Bayangkan sebuah mesin besar yang berfungsi sebagai penggerak utama ekonomi Indonesia. Mesin itu adalah sektor manufaktur, tempat ribuan roda berputar, menyatukan berbagai elemen seperti pekerja, teknologi, bahan baku, hingga produk jadi yang dikirim ke seluruh penjuru dunia.
Namun, sejak Juli 2024, mesin ini mulai melambat, bahkan menunjukkan tanda-tanda bahaya. Diukur melalui Purchasing Managers Index (PMI), sektor manufaktur Indonesia selama lima bulan terakhir terus berada dalam zona kontraksi. (Sumber: S&P Global Market Intelligence)
Terakhir, pada November 2024, PMI berada di angka 49,6, sedikit membaik dibanding Oktober yang berada di 49,2. Meski begitu, angka ini masih di bawah ambang batas 50,0, yang menandakan aktivitas manufaktur masih terkontraksi.
Tanda-Tanda Perlambatan
Di balik angka-angka ini, ada cerita tentang ketidakpastian. Paul Smith, Direktur Ekonomi S&P Global Market Intelligence, menggambarkan situasi ini bak dua sisi mata uang.
Di satu sisi, ada sedikit harapan dengan kenaikan produksi pada November, pertama kalinya dalam lima bulan. Beberapa perusahaan mulai meningkatkan output untuk mengisi inventaris, bersiap menyambut permintaan yang diharapkan meningkat tahun depan.
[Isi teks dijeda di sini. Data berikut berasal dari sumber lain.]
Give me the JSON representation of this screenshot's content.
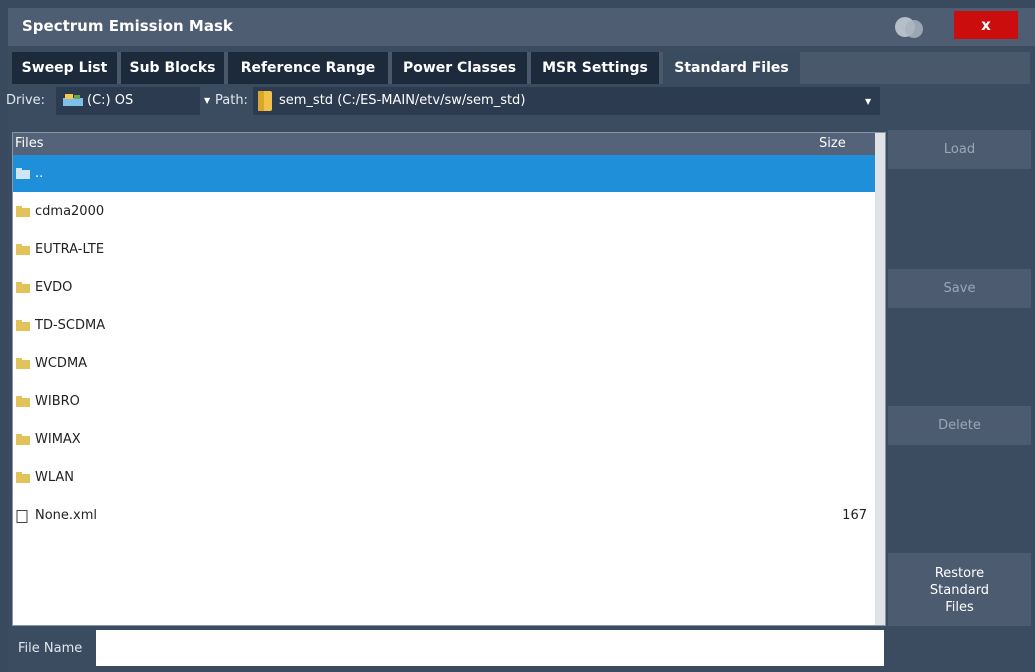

Namun, sisi lain cerita ini lebih suram. Permintaan baru terus melemah, baik dari pasar domestik maupun internasional. Akibatnya, perusahaan tidak hanya menahan perekrutan tenaga kerja baru, tetapi juga mengambil keputusan sulit: tidak menggantikan pekerja yang keluar dan, dalam beberapa kasus, melakukan pemutusan hubungan kerja (PHK).
Bagi para pekerja, berita ini adalah alarm yang mengusik ketenangan. Sektor manufaktur selama ini menjadi tulang punggung ekonomi Indonesia, memberikan lapangan kerja bagi jutaan orang. Ketika kontraksi terjadi, roda kehidupan para pekerja ini melambat, memengaruhi daya beli, dan akhirnya berimbas pada ekonomi secara keseluruhan.
Kehati-hatian perusahaan dalam menjaga operasional mereka menunjukkan betapa lemahnya permintaan yang masuk. Tanpa dorongan permintaan, baik dari dalam maupun luar negeri, sektor ini bisa terus terpuruk dalam waktu yang tidak dapat diprediksi.
Indonesia Tertinggal di ASEAN
Sayangnya, situasi ini tidak hanya mencerminkan masalah domestik. Jika dibandingkan dengan negara-negara ASEAN lainnya, PMI manufaktur Indonesia masih tertinggal jauh. Pada November 2024, Filipina mencatat PMI tertinggi di kawasan dengan 53,8, diikuti Singapura (51,0), Vietnam (50,8), dan Thailand (50,2).
Hal yang lebih mengejutkan, PMI Indonesia bahkan lebih rendah dibandingkan Myanmar, yang mencatat 49,8 meskipun masih di zona kontraksi. Data ini menjadi pengingat betapa seriusnya tantangan yang dihadapi sektor manufaktur Indonesia dan pentingnya segera mengambil langkah konkret untuk meningkatkan daya saing.